The government's solution was to move quickly to nationalize all the land. For now, that has had little concrete effect in most rural areas, but ultimately the government hopes to move to a private holding system.

The government has such immense credibility with Eritrean citizens that its dramatic restructuring of land rights did not generate any popular outcry.

But the move was undertaken without consultation with, or the meaningful participation of, rural communities. Over time, the remaking of land ownership patterns is likely to alter significantly the country's society, culture and economy -- in very uncertain ways, possibly including the fraying of Eritrean communities' strong bonds and the creation of a new rural elite.

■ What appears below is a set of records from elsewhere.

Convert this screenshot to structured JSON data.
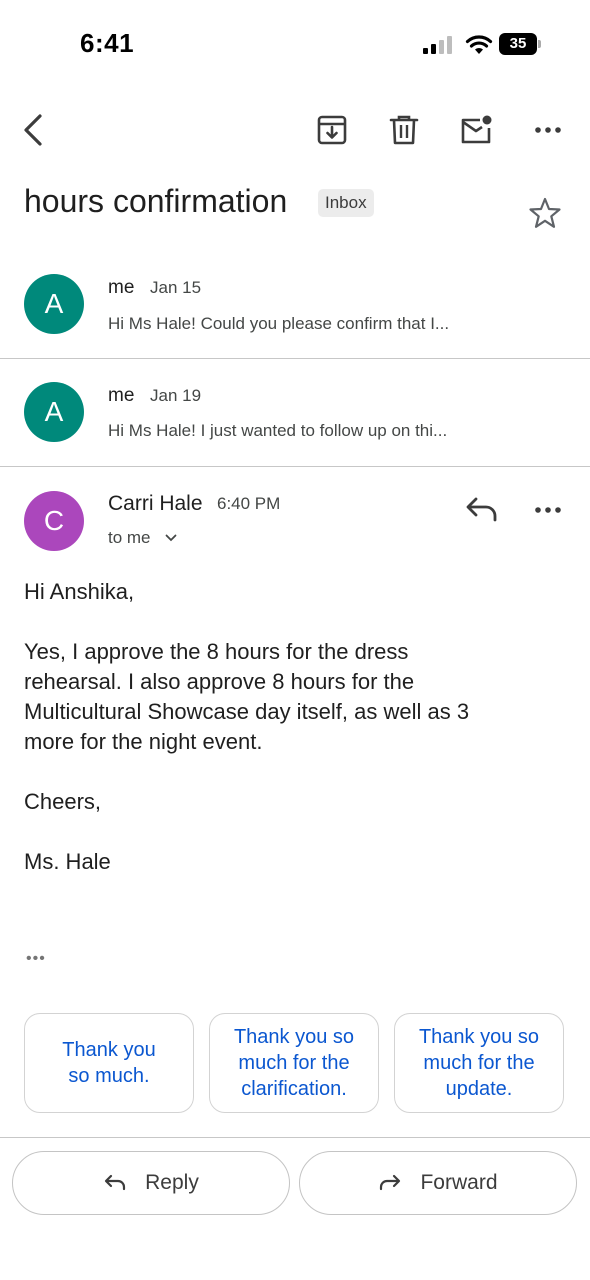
{
  "status_bar": {
    "time": "6:41",
    "battery": "35"
  },
  "toolbar": {
    "back_icon": "chevron-left-icon",
    "archive_icon": "archive-icon",
    "delete_icon": "trash-icon",
    "mark_unread_icon": "mail-unread-icon",
    "more_icon": "more-horizontal-icon"
  },
  "thread": {
    "subject": "hours confirmation",
    "label": "Inbox",
    "star_icon": "star-outline-icon"
  },
  "messages": [
    {
      "initial": "A",
      "sender": "me",
      "date": "Jan 15",
      "snippet": "Hi Ms Hale! Could you please confirm that I...",
      "avatar_color": "#00897b"
    },
    {
      "initial": "A",
      "sender": "me",
      "date": "Jan 19",
      "snippet": "Hi Ms Hale! I just wanted to follow up on thi...",
      "avatar_color": "#00897b"
    }
  ],
  "open_message": {
    "initial": "C",
    "avatar_color": "#ab47bc",
    "sender": "Carri Hale",
    "time": "6:40 PM",
    "recipient": "to me",
    "greeting": "Hi Anshika,",
    "paragraph_lines": [
      "Yes, I approve the 8 hours for the dress",
      "rehearsal.  I also approve 8 hours for the",
      "Multicultural Showcase day itself, as well as 3",
      "more for the night event."
    ],
    "closing": "Cheers,",
    "signature": "Ms. Hale",
    "quoted_toggle": "•••"
  },
  "smart_replies": [
    {
      "line1": "Thank you",
      "line2": "so much.",
      "line3": ""
    },
    {
      "line1": "Thank you so",
      "line2": "much for the",
      "line3": "clarification."
    },
    {
      "line1": "Thank you so",
      "line2": "much for the",
      "line3": "update."
    }
  ],
  "actions": {
    "reply": "Reply",
    "forward": "Forward"
  },
  "colors": {
    "accent": "#0b57d0",
    "teal_avatar": "#00897b",
    "purple_avatar": "#ab47bc"
  }
}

"It is very important to have strong communities," says one Eritrean intellectual who is very sympathetic to the government. "Change things, yes, but these are things that sustain the culture, and to a large extent are the culture," says the intellectual, who worries also that making land into a commodity may promote undesirable urbanization, especially in the outskirts of Asmara.

"It worries me a lot," says the intellectual, adding that there are no "tools to combat the current legislation." But, noting the legitimate issues raised by government critics of the current land tenure system, he also asks, "You can raise all sorts of questions, but how can you say it is not right, especially without a counter proposal?"

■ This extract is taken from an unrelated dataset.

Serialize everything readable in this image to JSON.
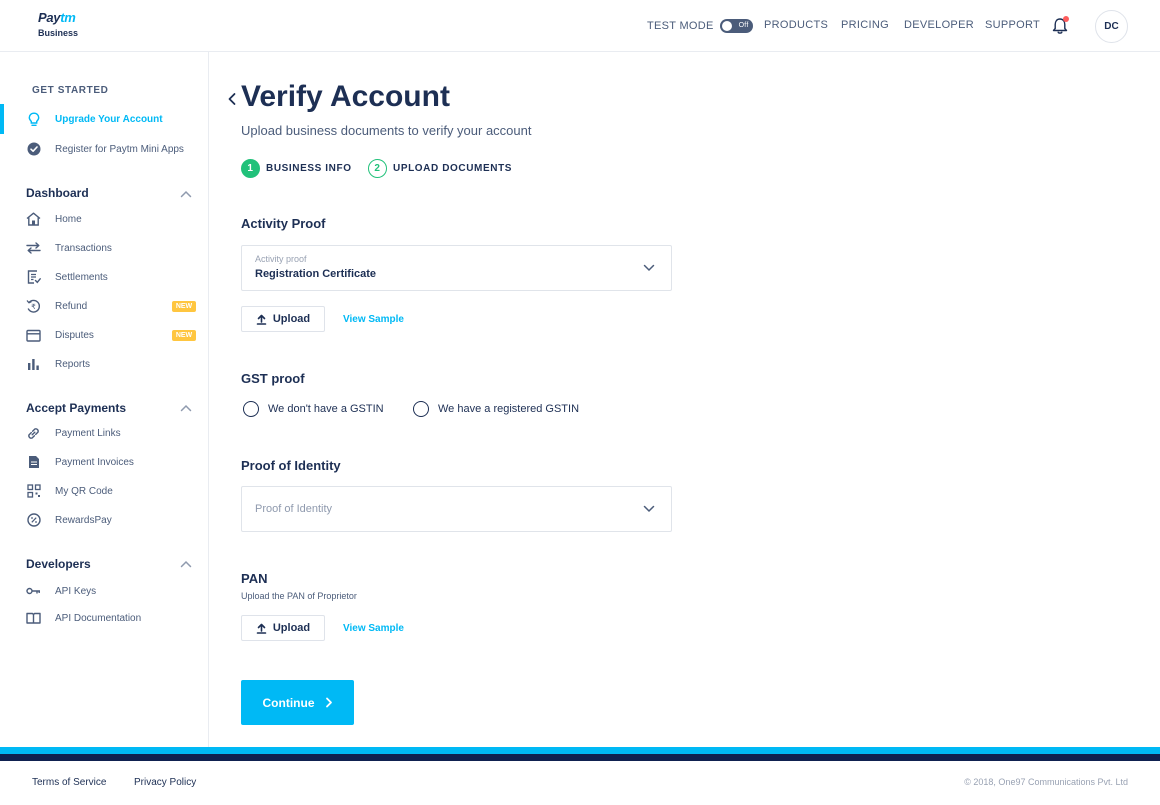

Somewhat harsher criticism comes from Karin De Jonge, an Oxfam United Kingdom and Ireland representative in Eritrea who supports many of the government's restrictions on foreign NGOs. The government has carried over its top-down approach from the war era to the current period, she says, with deleterious effects. Throughout the government, she says, there is a "blueprint approach. [Development] programs are designed for people, rather than with people, and that is not very effective."

De Jonge cites the example of reforestation, a critical issue in Eritrea, which has seen its forest and woodlands cover plunge from 30 percent in the 1920s to less than 3 percent today. The government and before it the EPLF have mobilized young people for many years to plant trees, she says, but the overall forest cover has not increased. Villagers continue to cut trees unsustainably, primarily for firewood purposes. De Jonge and Oxfam advocate a different approach to tree planting; De Jonge proposes that communities be encouraged to plant trees on their own, and be given ownership of, and responsibility for maintaining, the trees. Community members will harvest the forest sustainably, she argues, if they are given stewardship responsibilities. "But those things are very difficult to discuss with the government," she says.

"As long as [the government] does not allow people to take over, they won't be very effective" in implementing rural development projects, she says.

But emphasizing their honesty, efficiency and good faith, she predicts that "it is probably a matter of time" before the government turns to more participatory approaches.


Stepping on to a growth path?

Other observers of the Eritrean scene who wish the government placed a higher value on democratic participation believe the country will succeed economically whether or not it becomes as open and participatory as it might.

"Eritrea will not be a democratic model," says one prominent Eritrean, "but it will be an economic model."

The experience of the Asian Tigers (the high-growth East Asian countries of Taiwan, South Korea, Singapore, Hong Kong) suggest that economic gains can be achieved independent of democratic ones. To the extent that honesty, determination, a willingness to sacrifice, independence, pragmatism and efficiency make a difference in achieving economic development, desperately poor Eritrea may be starting on a steady growth path. Whether political will is enough, whether Eritrean officials are making astute policy choices, particularly in their decision to emphasize exports, and whether a top-down orientation impedes the country's economic development will be seen in the years ahead, as Eritrea attempts to traverse that road.